1Toulmin and Goodfield, The Fabric of the Heavens, p. 247, ca. 1960

2013-Apr-11, 06:02 AM
I almost cannot believe the quote. Far too human for a legend. But Newton finally made perfect sense of it, right? Today, isn't it a little harder to discover something so profound (I mean considering prominence of epicycles at the time)?

Perhaps now, we are doing our own epicycles. Believing we know, we invent things to keep it right.

2013-Apr-11, 09:35 AM
Perhaps now, we are doing our own epicycles. Believing we know, we invent things to keep it right.
I believe that's how it works.

2013-Apr-11, 09:58 AM
I believe that's how it works.

Yup. Nice essay. We should always be cautious when adding parameters to make a mathematical model consistent with reality. Without a solid, testable, bases for the new parameter, it is just an epicycle, even if you give it a new fancy kname.

2013-Apr-16, 02:14 PM
A quote from the other Copernicus thread:

It is an interesting scientific question as to how such metaphysical thinking may have persisted at the hinge between ancient and modern, and how this supposedly 'pure' ancient rational geometry gave rise to the purely empirical modern knowledge of planetary movement. The omitted discussion of Pythagoras in the precession chapter of On The Revolutions raises a comparable question to his use of circular motion: is this material grounded more in parsimony or perfection? Further, we can ask why did Copernicus choose to first write this rather mythological text and then leave it out, only for it to be reinserted three hundred years later? It seems inevitable that there were broad oral traditions of which Copernicus was aware but which he did not commit to paper.

My bold. That is a very good question. My conclusion is that Copernicus was a purist here, while Ptolemy was more parsimonious in resorting to an eccentric deferent with an equant to fit the observations to what we now know is a Keplerian ellipse. Please note that Copernicus used a centered deferent and two epicycles to fit the observed eccentricity and variable speed around the orbit. He could have achieved the same vector resultant by placing the deferent off center and using just the smaller epicycle, but it appears to me that he was after a sense of order and consistency rather than superficial simplicity. He used this same construction for all of the planets, while Ptolemy used one sort of construction for Mercury and Venus, which stay close to the Sun in angular position, and a different one for the other planets, which can have all possible elongations from the Sun.
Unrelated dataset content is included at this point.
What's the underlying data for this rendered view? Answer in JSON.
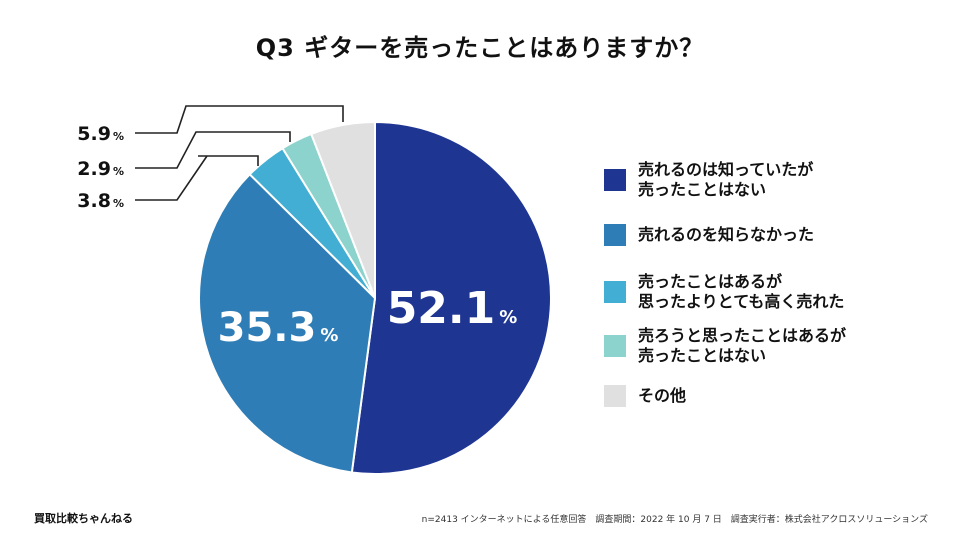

His treatment of the Sun as the common center and Earth as just another planet made this possible.

Let’s look back at Aristotle’s model, in which everything went around the presumed stationary Earth in nested combinations of concentric circles. His opinion on the Earth’s stationary state was not unanimous, but he had inferred it on the basis of what we now know were flawed exercises in physics which were the best he could do without some advances in mathematics that still were far in the future. Enough appropriate progress had been done in the meantime to assure Copernicus that neither observation nor logic could argue against a rotating and orbiting Earth. His Sun-centered model achieves a conceptual unity that Aristotle might well have endorsed if he could have been time-warped to the 16th century and had the benefit of early Renaissance mathematical progress.